Helen Ukpabio sues UK rights groups for £500 million

Nigerian preacher and founder of the Liberty Foundation Gospel Ministries, Helen Ukpabio, has sued two UK human rights groups for £500 million( N130 billion).

Ms. Ukpabio is accusing British Humanist Association, BHA, and the Witchcraft and Human Rights Information Network, WHRIN, of libel.

According to the preacher, her teachings that a child “under the age of two” who exhibits certain “symptoms” may be possessed by vampire spirits have been misrepresented by the groups.

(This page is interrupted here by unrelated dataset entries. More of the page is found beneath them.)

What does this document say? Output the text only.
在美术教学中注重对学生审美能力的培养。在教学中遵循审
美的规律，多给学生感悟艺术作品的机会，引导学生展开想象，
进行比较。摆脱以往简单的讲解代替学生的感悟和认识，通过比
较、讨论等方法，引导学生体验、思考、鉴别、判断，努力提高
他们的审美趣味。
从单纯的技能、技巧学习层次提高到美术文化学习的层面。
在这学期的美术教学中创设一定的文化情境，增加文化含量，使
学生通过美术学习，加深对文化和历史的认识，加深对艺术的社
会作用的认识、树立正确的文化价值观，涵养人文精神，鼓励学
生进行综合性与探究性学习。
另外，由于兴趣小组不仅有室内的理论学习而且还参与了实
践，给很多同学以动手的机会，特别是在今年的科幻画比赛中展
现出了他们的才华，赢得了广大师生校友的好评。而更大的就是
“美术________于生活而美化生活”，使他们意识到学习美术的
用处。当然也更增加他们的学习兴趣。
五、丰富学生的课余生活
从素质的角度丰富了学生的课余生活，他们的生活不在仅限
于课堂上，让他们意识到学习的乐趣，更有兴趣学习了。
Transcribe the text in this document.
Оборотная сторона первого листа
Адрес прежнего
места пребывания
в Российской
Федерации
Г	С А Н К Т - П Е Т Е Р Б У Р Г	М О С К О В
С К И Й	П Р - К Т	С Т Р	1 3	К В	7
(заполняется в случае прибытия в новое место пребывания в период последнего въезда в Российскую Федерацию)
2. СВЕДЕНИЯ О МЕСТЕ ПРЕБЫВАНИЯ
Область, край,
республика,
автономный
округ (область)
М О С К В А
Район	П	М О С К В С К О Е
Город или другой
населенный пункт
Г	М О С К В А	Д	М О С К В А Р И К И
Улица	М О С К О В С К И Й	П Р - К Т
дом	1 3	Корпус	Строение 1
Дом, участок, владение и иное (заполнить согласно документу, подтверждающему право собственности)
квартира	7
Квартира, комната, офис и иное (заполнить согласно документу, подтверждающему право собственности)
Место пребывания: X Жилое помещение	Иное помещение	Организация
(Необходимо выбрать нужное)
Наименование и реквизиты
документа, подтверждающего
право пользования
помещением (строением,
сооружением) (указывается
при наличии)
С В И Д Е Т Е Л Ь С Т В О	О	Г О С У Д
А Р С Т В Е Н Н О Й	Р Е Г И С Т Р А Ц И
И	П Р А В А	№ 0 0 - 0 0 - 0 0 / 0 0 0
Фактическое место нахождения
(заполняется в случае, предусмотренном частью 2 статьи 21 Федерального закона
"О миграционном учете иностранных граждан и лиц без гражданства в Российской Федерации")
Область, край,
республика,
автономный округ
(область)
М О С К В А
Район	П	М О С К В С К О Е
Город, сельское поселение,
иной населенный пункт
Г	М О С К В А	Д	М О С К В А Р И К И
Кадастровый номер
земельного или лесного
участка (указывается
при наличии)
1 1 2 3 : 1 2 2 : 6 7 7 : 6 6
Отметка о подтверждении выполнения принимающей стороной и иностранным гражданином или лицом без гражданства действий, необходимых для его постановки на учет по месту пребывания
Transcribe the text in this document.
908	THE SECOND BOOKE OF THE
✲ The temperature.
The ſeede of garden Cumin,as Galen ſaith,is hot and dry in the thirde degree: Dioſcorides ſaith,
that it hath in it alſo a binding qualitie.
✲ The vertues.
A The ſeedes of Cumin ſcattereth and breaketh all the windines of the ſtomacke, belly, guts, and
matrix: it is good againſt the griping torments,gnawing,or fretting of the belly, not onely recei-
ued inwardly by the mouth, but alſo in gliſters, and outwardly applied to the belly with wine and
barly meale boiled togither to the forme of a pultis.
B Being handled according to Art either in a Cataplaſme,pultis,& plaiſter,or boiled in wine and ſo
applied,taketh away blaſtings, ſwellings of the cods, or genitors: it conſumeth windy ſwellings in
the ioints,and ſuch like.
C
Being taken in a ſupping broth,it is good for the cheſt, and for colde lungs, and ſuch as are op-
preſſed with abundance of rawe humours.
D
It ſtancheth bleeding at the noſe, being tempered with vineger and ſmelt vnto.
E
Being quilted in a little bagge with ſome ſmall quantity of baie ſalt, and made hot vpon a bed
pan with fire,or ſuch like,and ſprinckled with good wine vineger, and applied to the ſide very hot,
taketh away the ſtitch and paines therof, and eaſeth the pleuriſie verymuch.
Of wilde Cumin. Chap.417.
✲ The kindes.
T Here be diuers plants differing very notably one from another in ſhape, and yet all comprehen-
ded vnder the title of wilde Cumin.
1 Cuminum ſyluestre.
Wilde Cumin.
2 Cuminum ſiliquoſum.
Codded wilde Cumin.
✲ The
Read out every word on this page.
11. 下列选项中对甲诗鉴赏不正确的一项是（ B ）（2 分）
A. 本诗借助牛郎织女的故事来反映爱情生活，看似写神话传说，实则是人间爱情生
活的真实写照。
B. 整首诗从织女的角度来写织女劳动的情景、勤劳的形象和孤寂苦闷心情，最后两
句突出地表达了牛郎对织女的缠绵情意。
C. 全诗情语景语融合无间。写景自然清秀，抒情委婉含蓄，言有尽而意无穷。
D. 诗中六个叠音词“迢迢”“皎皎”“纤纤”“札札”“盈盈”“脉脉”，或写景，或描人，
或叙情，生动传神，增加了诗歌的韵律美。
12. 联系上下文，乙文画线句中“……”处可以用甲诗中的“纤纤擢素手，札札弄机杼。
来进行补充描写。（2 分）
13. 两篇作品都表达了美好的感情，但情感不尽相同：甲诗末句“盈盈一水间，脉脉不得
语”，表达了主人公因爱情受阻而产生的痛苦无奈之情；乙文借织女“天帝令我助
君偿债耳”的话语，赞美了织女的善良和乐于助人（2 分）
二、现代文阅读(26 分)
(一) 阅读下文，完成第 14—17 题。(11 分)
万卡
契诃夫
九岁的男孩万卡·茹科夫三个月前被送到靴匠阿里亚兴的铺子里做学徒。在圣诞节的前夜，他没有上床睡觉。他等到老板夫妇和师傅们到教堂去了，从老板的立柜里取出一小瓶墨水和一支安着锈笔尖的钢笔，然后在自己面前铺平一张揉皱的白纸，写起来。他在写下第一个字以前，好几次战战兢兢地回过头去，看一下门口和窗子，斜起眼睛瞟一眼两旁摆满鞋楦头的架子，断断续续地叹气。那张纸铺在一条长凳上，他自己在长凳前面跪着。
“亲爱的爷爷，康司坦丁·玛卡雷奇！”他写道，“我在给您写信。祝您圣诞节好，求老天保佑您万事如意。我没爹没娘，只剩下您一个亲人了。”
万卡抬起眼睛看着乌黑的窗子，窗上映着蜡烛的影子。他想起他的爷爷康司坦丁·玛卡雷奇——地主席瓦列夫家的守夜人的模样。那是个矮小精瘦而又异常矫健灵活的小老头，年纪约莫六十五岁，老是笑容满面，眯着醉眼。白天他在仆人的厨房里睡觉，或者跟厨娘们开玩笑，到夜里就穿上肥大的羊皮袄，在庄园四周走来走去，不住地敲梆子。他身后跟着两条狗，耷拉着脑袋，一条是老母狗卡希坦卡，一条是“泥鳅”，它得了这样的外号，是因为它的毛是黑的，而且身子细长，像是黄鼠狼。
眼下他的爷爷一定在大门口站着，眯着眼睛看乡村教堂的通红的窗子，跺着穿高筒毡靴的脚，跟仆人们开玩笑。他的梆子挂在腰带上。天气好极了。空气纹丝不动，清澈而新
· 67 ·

A child under the age of two who is “possessed with black, red and vampire witchcraft spirits” can be identified by features such as s/he “screams at night, cries, is always feverish, suddenly deteriorates in health, puts up an attitude of fear, and may not feed very well,” according to Ms. Ukpabio.

The preacher said children who stamp their feet may be “trying to make signs… to communicate with gnomes, the witchcraft spirit in charge of the earth.”

A statement by the groups to PREMIUM TIMES, Monday, quoted Ms. Ukpabio as stating that the BHA and WHRIN had misrepresented her by saying that she ascribed these symptoms to Satanic possession and hence had damaged her reputation and livelihood to the sum of half a billion pounds.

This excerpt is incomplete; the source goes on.